Updated on 2024-04-03 GMT+08:00

Adding Fields

Scenario

  • After job parameters are configured, field mapping needs to be configured. You can customize new fields by clicking on the Map Field page.
  • If files are migrated between FTP, SFTP, OBS, and HDFS and the migration source's File Format is set to Binary, files will be directly transferred, free from field mapping.
  • In other scenarios, CDM automatically maps fields of the source table and the destination table. You need to check whether the mapping and time format are correct. For example, check whether the source field type can be converted into the destination field type.
You can click on the Map Field page and select Add to customize a new field. This field is usually used to mark the database source to ensure the integrity of the data imported to the migration destination.
Figure 1 Field mapping
Currently, the following field types are supported:
  • Constant Parameter

    Constant parameters are fixed parameters and do not need to be reconfigured.

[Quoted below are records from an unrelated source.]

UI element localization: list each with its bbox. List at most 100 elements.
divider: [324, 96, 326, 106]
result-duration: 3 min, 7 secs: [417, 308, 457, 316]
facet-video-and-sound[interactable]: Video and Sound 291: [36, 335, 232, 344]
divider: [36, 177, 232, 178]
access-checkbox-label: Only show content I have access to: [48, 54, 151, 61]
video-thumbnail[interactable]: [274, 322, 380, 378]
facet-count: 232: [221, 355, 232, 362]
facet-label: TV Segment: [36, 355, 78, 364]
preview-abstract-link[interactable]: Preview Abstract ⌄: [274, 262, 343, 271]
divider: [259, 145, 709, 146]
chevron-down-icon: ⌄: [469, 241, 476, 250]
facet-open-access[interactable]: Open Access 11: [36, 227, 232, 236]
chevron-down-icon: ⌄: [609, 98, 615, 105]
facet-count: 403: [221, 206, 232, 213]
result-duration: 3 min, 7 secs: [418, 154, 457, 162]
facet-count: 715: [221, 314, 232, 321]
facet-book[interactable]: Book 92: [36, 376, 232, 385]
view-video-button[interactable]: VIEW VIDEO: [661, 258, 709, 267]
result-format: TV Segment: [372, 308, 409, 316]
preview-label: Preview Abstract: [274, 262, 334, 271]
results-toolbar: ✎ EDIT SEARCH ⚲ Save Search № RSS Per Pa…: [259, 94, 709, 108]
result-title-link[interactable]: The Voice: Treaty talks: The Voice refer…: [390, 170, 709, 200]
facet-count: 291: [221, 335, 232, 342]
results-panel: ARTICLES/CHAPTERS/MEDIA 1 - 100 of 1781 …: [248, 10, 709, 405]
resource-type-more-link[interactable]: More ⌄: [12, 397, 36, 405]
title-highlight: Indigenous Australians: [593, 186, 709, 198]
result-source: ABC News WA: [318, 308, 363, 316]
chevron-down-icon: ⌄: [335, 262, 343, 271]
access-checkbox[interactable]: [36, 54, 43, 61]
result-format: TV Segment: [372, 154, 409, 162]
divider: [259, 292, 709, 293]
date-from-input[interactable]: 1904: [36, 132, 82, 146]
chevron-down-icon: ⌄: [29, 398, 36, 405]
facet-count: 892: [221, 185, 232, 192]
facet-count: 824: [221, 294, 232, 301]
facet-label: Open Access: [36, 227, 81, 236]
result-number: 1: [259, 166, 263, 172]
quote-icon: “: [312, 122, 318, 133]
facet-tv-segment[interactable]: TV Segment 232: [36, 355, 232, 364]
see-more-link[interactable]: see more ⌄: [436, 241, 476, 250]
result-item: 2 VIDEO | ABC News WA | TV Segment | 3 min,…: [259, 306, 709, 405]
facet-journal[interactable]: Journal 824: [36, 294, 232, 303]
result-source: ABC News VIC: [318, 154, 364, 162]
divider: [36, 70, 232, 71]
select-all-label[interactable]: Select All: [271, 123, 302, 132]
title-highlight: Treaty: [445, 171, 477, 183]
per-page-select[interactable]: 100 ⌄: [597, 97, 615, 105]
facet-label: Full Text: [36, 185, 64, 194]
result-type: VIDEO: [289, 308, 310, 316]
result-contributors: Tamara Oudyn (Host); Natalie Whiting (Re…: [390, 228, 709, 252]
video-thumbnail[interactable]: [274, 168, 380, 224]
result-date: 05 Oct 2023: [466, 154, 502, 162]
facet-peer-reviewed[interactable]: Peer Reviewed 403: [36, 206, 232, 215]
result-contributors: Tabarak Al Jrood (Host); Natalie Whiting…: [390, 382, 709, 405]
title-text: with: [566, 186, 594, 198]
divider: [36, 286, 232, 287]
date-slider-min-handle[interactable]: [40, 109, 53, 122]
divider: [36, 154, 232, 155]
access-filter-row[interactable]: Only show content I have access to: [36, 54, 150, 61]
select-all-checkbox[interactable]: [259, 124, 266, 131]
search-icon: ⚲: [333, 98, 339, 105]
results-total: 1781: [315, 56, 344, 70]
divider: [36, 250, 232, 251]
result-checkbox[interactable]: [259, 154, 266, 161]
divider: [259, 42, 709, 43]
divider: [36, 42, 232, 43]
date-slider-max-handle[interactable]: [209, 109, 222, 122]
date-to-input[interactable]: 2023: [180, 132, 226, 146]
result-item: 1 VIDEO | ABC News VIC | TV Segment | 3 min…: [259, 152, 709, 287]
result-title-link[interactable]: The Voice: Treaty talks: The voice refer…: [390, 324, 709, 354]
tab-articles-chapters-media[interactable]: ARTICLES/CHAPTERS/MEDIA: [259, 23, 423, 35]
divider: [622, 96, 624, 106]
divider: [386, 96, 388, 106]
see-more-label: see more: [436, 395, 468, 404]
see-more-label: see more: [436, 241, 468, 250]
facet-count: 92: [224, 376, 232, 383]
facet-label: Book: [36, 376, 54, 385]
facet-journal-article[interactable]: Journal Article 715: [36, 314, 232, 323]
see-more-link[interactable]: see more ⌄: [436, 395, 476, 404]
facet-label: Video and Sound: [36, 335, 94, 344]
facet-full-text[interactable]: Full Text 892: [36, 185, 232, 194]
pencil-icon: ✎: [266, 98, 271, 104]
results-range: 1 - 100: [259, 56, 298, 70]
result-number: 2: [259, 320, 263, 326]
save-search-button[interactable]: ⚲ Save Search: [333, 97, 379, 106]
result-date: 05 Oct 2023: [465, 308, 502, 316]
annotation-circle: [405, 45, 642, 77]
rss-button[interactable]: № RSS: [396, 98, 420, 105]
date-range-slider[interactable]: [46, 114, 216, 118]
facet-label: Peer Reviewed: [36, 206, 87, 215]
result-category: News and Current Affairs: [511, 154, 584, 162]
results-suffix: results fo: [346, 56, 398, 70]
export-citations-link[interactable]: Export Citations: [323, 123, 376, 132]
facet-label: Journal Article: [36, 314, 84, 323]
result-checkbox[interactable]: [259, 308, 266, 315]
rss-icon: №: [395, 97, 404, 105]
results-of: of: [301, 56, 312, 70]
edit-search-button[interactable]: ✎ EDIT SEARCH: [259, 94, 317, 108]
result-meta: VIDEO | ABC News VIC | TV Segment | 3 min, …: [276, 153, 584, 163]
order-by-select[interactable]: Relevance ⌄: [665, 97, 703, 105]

For example, lable = friends is used to identify a constant value.

  • Variables

    You can use variables such as time macros, table name macros, and version macros to mark database source information. The variable syntax is ${variable}, where variable indicates a variable. For example, input_time = ${timestamp()} indicates the timestamp of the current time.

  • Expression

    You can use the expression language to dynamically generate parameter values based on the running environment. The expression syntax is #{expr}, where expr indicates an expression. For example, time = #{DateUtil.now()} is used to identify the current date string.

Constraints

  • On the Map Field tab page, if CDM fails to obtain all columns by obtaining sample values (for example, when data is exported from HBase, CloudTable, or MongoDB, there is a high probability that CDM failed to obtain all columns), you can click and select Add a new field to add new fields to ensure that the data imported to the migration destination is complete.
  • When a relational database, Hive, DLI, or MRS Hudi is used as the migration source, sample values cannot be obtained.
  • When SQLServer is the destination, fields of the timestamp type cannot be written. You must change their type (for example, to datetime) so that they can be written.
  • Column names are displayed when the source of the migration job is OBS, CSV files are to be migrated, and parameter Extract first row as columns is set to Yes.
  • Field mapping is not involved when the binary format is used to migrate files to files.
  • In the automatic table creation scenario, you need to manually add fields to the destination table in advance and then add fields to the field mapping.
  • After a field is added, its sample value is not displayed on the console. This does not affect the field value transmission. CDM directly writes the field value to the destination end.
  • If the field mapping is incorrect, you can adjust the field mapping by dragging fields or clicking to map fields in batches.
  • If the data is imported to DWS, you need to select the distribution columns in the destination fields. You are advised to select the distribution columns according to the following principles:
    1. Use the primary key as the distribution column.
    2. If multiple data segments are combined as primary keys, specify all primary keys as the distribution column.
    3. In the scenario where no primary key is available, if no distribution column is selected, DWS uses the first column as the distribution column by default. As a result, data skew risks exist.
  • If a source field type is not supported, convert the field type to a type supported by CDM by referring to Converting Unsupported Data Types.